L’enracinement et la transformation d’un mouvement social. La Fédération régionale des caisses populaires Desjardins du Centre du Québec et ses établissements affiliés 1909-1970
Cette étude sociohistorique est consacrée à l’Union régionale des caisses populaires Desjardins de Trois-Rivières, la plus ancienne des onze fédérations régionales, et à ses caisses affiliées depuis leurs origines jusqu’au tournant des années 1960. Elle se veut une contribution à la connaissance du mouvement des caisses à un double point de vue : la formation et les transformations de son organisation à l’échelle locale et régionale; et, d’autre part, les relations qu’il entretient et les intérêts qu’il met en jeu dans son milieu ambiant. Partant d’une exploitation systématique des archives de la Fédération des caisses populaires Desjardins du centre du Québec et de ses établissements affiliés de même que celles de la Confédération des caisses Desjardins, l’analyse est menée sous l’angle de quatre grandes dimensions d’analyse intrinsèquement liées : les bases sociales du mouvement des caisses, sa relation au territoire, ses dynamismes internes ainsi que ses activités financières. L’évolution du mouvement des caisses est donc appréhendée à travers un ensemble de facteurs qui relèvent tant de pressions structurelles internes que des rapports qu’elles entretiennent avec le milieu social.
Le monde rural a constitué en quelque sorte le berceau du mouvement des caisses dans la région du centre du Québec. Jusqu’à la veille de la Deuxième Guerre, celui-ci entretient des relations privilégiées avec le monde agricole, la petite bourgeoisie et le clergé. Cette alliance s’est historiquement nouée sur la base d’un projet aux contours bien définis : soutenir les activités des petits producteurs par des conditions de financement avantageuses et, plus largement, regénérer le tissu social d’une société rurale en proie à d’importantes forces de dislocation. Avec la force d’attraction exercée par la ville et l’activité des grands ensembles commerciaux, financiers et industriels, les caisses urbaines vont progressivement s’imposer comme l’élément moteur de la croissance du mouvement. Leur affirmation favorise, au fil des décennies, l’élargissement des bases sociales du mouvement et la redéfinition des rapports de pouvoir à sa direction. Ses anciennes classes d’appui doivent en effet faire une place de plus en plus grande aux nouvelles, issues de l’économie urbaine et industrielle et porteuses de toutes autres aspirations. Elles doivent également compter avec l’influence grandissante exercée par les gérants de caisse en voie de professionnalisation.
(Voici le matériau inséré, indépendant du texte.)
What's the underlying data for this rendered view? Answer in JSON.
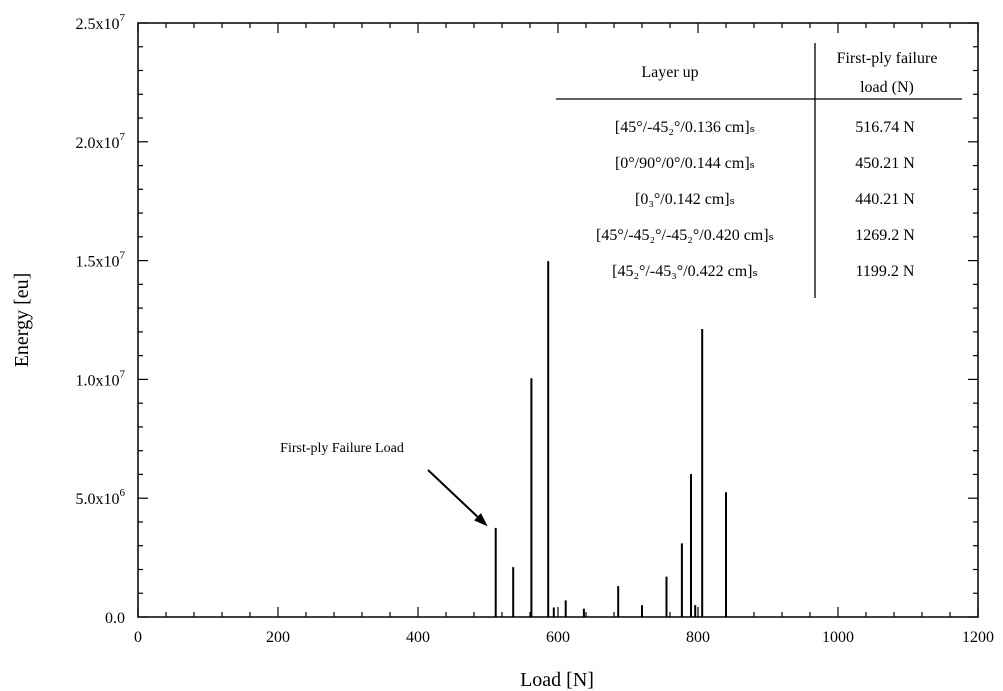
{
  "chart_data": {
    "type": "bar",
    "xlabel": "Load  [N]",
    "ylabel": "Energy  [eu]",
    "xlim": [
      0,
      1200
    ],
    "ylim": [
      0,
      25000000
    ],
    "grid": false,
    "legend": "none",
    "x_ticks": [
      {
        "value": 0,
        "label": "0"
      },
      {
        "value": 200,
        "label": "200"
      },
      {
        "value": 400,
        "label": "400"
      },
      {
        "value": 600,
        "label": "600"
      },
      {
        "value": 800,
        "label": "800"
      },
      {
        "value": 1000,
        "label": "1000"
      },
      {
        "value": 1200,
        "label": "1200"
      }
    ],
    "y_ticks": [
      {
        "value": 0,
        "base": "0.0",
        "exp": ""
      },
      {
        "value": 5000000,
        "base": "5.0x10",
        "exp": "6"
      },
      {
        "value": 10000000,
        "base": "1.0x10",
        "exp": "7"
      },
      {
        "value": 15000000,
        "base": "1.5x10",
        "exp": "7"
      },
      {
        "value": 20000000,
        "base": "2.0x10",
        "exp": "7"
      },
      {
        "value": 25000000,
        "base": "2.5x10",
        "exp": "7"
      }
    ],
    "x": [
      511,
      536,
      562,
      586,
      594,
      611,
      637,
      686,
      720,
      755,
      777,
      790,
      796,
      806,
      840
    ],
    "values": [
      3750000,
      2100000,
      10050000,
      14980000,
      400000,
      700000,
      350000,
      1300000,
      500000,
      1700000,
      3100000,
      6020000,
      500000,
      12120000,
      5250000
    ],
    "annotation": {
      "text": "First-ply Failure Load",
      "target_x": 511,
      "target_y": 3900000
    },
    "table": {
      "headers": {
        "layup": "Layer up",
        "load_line1": "First-ply failure",
        "load_line2": "load (N)"
      },
      "rows": [
        {
          "layup": "[45°/-45₂°/0.136 cm]ₛ",
          "load": "516.74 N"
        },
        {
          "layup": "[0°/90°/0°/0.144 cm]ₛ",
          "load": "450.21 N"
        },
        {
          "layup": "[0₃°/0.142 cm]ₛ",
          "load": "440.21 N"
        },
        {
          "layup": "[45°/-45₂°/-45₂°/0.420 cm]ₛ",
          "load": "1269.2 N"
        },
        {
          "layup": "[45₂°/-45₃°/0.422 cm]ₛ",
          "load": "1199.2 N"
        }
      ]
    }
  }
}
Le caractère inégal du réseau des caisses de la région apparaît comme une donnée incontournable pour cerner les enjeux qui ont été associés à la formation de l’Union régionale de Trois-Rivières (URTR) et à son évolution subséquente. Cette dernière a incarné avec une énergie sans cesse renouvelée l’idée d’un pouvoir régional fort au sein de l’organisation du mouvement des caisses. Dès sa création, l’URTR est investie d’une triple mission qu’elle se disputera plus tard avec la Fédération provinciale : étendre le réseau des caisses à l’ensemble des paroisses de la région, assurer leur suivi quotidien et leur inspection et, enfin, centraliser les disponibilités locales au sein de sa caisse régionale. La réussite de cette entreprise est toutefois loin d’être assurée au départ. À peine mise en activité, la jeune Union est confrontée à d’importantes résistances de la part des caisses locales. Cette opposition empruntera plusieurs sentiers : refus de s’affilier, de se faire inspecter, de déposer à la caisse régionale, d’acquitter sa cotisation annuelle, mouvement sécessionniste d’un groupe de caisses sud-riveraines, etc. Des tensions d’un genre similaire impreignent les négociations menées par les unions régionales autour du projet de se fédérer au sein d’un organisme provincial. Dans le cadre de ces discussions avec les dirigeants des autres unions, l’URTR négocie avec âpreté son espace au sein du mouvement. Sous-financée et soumise aux susceptibilités autonomistes de ses caisses affiliées, elle demeure la chose d’un petit groupe d’hommes d’affaires recruté principalement des milieux urbains de la rive nord et de curés rattachés aux établissements ruraux avoisinants.